While eFiling has played a crucial role in managing one’s tax affairs remotely during the Covid-19 pandemic and lockdown, there are some discrepancies in the way SARS is handling disputes to tax assessments.
In some instances, taxpayers whose objections are not late are prompted on eFiling to motivate why their “late” objection should be condoned. What’s more worrying is that we have seen such objections being disallowed for being late (despite a senior SARS official presumably having applied his/her mind). Such unlawful disallowances by SARS seem to occur mainly where taxpayers have exercised their right to request reasons for the assessment before objecting.
Taxpayers have a right to object and, if necessary, appeal against assessments that they are aggrieved by. These rights are set out in chapter 9 of the Tax Administration Act and are governed by the Rules promulgated under section 103 of that Act.
The Act and Rules determine the dispute resolution processes and timeframes that SARS and taxpayers must adhere to. Taxpayers who do not comply with the Rules may forfeit their right to dispute an assessment. SARS is not subject to the same degree of sanction when it disregards the Rules, although a taxpayer may approach the Tax Court for default judgement if SARS does not remedy the default within a specified timeframe.
Taxpayers must submit their disputes timeously to safeguard their rights. An objection must be submitted within 30 business days from the date of the assessment. Where a taxpayer has already objected and the objection is disallowed, an appeal must be submitted within 30 business days from the date of the disallowance. Taxpayers who have not kept a close eye on their tax affairs during the lockdown will be pleased to hear that the days between 26 March and 30 April 2020 are not counted as business days in determining the above time periods.
Taxpayers may under certain circumstances request that a senior SARS official condone the lateness of an objection or appeal. Objections submitted more than 30 business days late and appeals submitted more than 21 business days late will only be condoned if the taxpayer can show that exceptional circumstances exist which gave rise to the delay. This is no easy task. Objections submitted less than 30 business days late and appeals submitted less than 21 business days late will only be condoned if reasonable grounds exist for the delay. SARS has made it clear that ignorance of the law (and therefore of the time periods in the Rules) will not be accepted as reasonable grounds and certainly not as exceptional circumstances.
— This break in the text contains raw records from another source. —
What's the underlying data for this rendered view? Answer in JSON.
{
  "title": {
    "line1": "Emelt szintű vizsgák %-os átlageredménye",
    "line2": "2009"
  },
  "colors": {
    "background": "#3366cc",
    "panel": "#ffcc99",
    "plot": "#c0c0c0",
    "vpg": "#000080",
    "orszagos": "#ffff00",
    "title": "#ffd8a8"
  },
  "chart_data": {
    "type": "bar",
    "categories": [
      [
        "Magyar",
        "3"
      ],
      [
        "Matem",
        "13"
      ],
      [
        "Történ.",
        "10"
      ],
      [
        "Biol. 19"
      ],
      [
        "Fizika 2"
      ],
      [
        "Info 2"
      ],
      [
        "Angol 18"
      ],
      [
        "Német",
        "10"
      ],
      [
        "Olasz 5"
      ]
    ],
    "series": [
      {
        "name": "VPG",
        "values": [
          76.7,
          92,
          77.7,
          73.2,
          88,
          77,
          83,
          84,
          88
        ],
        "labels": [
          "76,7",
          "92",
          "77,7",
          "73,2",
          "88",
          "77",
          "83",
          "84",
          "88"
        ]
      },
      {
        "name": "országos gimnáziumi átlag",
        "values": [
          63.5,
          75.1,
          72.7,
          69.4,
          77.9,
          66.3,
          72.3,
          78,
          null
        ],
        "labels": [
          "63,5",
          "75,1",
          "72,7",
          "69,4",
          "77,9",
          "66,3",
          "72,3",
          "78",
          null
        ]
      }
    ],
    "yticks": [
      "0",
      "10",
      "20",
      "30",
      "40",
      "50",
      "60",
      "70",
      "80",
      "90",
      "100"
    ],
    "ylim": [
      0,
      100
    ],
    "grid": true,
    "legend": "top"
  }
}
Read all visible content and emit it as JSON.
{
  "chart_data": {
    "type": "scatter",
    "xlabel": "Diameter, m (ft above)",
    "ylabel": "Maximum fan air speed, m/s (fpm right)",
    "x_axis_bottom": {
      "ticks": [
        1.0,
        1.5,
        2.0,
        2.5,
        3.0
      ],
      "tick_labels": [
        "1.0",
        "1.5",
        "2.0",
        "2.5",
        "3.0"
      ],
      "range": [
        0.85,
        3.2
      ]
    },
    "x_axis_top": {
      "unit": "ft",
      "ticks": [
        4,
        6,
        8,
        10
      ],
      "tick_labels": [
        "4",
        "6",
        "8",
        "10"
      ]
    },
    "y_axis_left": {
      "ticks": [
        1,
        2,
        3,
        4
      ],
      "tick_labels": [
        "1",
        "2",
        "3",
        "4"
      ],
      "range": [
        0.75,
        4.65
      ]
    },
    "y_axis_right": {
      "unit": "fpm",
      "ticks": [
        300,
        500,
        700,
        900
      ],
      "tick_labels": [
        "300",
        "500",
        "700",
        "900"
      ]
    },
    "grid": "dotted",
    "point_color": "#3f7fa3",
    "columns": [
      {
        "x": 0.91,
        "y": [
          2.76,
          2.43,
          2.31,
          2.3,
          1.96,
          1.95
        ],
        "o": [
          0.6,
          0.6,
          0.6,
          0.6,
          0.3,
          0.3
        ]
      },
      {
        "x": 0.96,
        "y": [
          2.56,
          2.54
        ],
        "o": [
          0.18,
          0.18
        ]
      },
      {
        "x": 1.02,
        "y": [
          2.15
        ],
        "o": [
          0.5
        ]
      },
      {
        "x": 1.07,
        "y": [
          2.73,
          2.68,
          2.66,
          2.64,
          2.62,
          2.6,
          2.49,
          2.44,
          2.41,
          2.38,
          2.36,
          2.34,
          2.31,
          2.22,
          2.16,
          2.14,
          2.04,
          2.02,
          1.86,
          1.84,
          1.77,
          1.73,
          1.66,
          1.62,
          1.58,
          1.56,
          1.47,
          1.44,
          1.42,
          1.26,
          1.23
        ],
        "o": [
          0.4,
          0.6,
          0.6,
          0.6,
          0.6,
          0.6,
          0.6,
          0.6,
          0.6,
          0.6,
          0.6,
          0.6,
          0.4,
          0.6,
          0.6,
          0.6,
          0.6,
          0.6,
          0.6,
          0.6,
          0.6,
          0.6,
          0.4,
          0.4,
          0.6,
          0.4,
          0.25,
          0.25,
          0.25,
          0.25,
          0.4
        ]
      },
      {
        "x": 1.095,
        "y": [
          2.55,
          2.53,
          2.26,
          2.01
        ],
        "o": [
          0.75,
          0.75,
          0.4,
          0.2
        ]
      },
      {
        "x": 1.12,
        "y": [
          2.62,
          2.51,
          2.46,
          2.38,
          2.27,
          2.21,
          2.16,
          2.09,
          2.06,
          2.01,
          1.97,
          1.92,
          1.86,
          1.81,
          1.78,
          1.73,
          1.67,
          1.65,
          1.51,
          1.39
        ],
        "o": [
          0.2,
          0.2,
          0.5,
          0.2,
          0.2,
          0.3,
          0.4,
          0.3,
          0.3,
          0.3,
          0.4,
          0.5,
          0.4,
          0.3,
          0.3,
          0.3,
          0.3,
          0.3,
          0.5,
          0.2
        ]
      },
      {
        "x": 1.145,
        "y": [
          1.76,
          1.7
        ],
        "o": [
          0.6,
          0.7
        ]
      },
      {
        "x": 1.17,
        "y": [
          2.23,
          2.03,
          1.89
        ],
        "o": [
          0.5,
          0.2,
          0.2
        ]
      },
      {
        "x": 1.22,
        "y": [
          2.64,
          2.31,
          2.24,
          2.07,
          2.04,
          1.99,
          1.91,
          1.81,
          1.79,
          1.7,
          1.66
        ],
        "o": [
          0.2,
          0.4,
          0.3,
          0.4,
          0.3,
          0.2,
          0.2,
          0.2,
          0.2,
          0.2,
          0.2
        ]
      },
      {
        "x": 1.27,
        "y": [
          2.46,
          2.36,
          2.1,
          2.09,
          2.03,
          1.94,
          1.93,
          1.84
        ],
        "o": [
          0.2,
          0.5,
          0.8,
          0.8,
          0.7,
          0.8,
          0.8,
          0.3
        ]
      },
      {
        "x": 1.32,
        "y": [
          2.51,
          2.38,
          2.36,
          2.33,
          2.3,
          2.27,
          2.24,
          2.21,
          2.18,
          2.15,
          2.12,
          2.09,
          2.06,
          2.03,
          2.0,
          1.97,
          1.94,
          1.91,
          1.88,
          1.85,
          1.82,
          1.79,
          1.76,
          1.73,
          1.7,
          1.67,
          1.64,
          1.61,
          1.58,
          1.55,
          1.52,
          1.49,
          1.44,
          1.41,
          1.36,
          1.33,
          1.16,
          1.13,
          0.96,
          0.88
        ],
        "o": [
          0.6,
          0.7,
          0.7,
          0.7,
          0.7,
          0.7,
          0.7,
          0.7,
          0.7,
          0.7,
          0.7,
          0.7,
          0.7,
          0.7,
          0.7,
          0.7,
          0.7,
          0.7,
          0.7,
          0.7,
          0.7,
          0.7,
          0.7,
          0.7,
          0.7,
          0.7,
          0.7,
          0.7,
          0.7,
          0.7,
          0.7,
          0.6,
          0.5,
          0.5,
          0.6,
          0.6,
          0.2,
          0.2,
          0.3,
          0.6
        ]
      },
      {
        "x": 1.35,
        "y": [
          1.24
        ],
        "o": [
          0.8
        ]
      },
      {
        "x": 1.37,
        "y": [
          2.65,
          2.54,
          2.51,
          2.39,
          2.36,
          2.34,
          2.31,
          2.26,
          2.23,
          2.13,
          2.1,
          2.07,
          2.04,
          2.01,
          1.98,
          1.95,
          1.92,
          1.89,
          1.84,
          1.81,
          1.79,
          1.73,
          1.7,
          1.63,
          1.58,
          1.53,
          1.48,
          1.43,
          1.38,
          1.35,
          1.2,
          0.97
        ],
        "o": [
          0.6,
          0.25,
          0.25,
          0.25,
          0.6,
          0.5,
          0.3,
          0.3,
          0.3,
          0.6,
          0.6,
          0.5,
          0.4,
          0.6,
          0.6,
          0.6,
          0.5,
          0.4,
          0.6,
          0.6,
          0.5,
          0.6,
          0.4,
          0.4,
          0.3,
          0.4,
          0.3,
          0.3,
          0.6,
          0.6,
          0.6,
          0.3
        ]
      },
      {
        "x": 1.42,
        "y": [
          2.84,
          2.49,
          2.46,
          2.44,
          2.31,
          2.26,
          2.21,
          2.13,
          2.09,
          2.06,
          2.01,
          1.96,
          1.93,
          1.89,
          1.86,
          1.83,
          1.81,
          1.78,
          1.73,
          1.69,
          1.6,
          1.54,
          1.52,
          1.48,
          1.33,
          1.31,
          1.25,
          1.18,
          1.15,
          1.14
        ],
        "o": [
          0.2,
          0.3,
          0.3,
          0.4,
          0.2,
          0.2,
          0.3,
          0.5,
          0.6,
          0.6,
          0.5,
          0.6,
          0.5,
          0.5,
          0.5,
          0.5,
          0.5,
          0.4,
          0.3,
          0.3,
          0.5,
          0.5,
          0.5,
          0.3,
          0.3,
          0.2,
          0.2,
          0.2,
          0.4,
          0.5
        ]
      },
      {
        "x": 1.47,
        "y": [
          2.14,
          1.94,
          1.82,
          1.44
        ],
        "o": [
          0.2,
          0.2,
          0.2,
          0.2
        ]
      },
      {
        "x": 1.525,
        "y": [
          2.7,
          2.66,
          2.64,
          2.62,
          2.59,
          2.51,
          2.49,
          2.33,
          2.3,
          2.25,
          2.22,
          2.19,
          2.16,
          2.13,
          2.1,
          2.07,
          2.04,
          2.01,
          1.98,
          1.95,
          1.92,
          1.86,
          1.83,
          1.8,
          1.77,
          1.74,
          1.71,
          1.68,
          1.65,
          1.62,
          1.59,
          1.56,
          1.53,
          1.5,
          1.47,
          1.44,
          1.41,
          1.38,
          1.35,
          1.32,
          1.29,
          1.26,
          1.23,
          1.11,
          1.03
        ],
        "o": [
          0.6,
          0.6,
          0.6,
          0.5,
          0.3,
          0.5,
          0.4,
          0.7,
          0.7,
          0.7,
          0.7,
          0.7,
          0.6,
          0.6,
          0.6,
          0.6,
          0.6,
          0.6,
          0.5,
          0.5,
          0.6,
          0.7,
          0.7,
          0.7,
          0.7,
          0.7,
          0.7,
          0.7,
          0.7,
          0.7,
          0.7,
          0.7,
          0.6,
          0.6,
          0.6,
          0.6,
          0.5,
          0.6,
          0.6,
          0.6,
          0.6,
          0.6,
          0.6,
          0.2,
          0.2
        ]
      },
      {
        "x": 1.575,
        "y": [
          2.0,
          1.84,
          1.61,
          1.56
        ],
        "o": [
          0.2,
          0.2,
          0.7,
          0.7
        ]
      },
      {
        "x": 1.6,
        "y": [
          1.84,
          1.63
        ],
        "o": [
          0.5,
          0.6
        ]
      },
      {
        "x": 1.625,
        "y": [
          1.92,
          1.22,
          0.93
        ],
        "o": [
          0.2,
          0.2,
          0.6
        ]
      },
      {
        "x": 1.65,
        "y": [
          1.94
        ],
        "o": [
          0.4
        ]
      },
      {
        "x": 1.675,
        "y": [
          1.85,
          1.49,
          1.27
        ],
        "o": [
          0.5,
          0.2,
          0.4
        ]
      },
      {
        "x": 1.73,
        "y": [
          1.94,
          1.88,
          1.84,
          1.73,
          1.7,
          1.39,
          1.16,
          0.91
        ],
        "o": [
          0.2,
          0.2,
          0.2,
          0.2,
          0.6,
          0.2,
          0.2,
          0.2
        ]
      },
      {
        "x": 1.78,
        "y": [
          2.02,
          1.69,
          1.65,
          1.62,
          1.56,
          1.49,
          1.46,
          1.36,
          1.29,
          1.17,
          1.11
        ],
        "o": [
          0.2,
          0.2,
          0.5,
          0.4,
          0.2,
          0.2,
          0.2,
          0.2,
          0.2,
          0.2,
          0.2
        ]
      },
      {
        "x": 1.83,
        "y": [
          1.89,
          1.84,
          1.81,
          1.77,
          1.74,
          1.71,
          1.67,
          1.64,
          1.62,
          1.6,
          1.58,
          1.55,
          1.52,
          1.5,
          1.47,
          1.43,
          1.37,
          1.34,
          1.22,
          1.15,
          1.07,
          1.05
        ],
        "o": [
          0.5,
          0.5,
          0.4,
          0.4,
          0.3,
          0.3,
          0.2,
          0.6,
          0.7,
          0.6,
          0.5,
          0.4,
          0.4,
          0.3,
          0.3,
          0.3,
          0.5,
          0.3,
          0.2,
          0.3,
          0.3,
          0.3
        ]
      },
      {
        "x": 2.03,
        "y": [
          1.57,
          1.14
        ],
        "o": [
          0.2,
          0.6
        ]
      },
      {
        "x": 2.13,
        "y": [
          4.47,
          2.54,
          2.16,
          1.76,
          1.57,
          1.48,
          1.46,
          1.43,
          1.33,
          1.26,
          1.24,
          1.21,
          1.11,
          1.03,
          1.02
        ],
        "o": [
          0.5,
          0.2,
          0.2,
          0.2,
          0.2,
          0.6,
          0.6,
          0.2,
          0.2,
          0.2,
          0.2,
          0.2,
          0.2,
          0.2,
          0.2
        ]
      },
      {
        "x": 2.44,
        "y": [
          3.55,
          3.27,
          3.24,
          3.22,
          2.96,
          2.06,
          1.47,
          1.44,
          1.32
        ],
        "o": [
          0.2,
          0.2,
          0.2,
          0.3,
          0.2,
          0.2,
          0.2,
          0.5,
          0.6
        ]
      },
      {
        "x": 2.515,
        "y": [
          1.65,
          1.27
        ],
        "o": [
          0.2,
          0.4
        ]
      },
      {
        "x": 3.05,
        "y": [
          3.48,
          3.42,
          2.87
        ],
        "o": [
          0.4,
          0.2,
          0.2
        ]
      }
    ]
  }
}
Taxpayers may request reasons for an assessment to enable them to formulate an objection. A request for reasons must be submitted within 30 business days from the date of the assessment. Once SARS has notified a taxpayer of its reasons, the taxpayer has a further 30 business days to lodge an objection. In our experience it seems that the additional days occasioned by a taxpayer’s request for reasons are not always taken into account by SARS. Instead, eFiling automatically generates a notice of disallowance, citing the lateness of the objection as the reason.
For many taxpayers who are unaware of their rights and unable to afford proper representation, the matter presumably ends there. For others, a solution may be to lodge an additional objection against the disallowance. Although this allows taxpayers to motivate why the original objection was not late in the first place, it should not be necessary for taxpayers to spend time and resources in doing this. Such time and resources could have been spent on more worthwhile pursuits, such as trying to sustain or rebuild their business in these difficult times.
Erroneous notices generated by eFiling are confusing to taxpayers. SARS’s systems should be in alignment with the law, in particular regarding the counting of days for lodging an objection, which should take into account the additional days where a taxpayer has exercised the right to request reasons for an assessment. Taxpayers in need of assistance should contact their tax advisors as soon as they notice something amiss in an assessment – as time may be running out.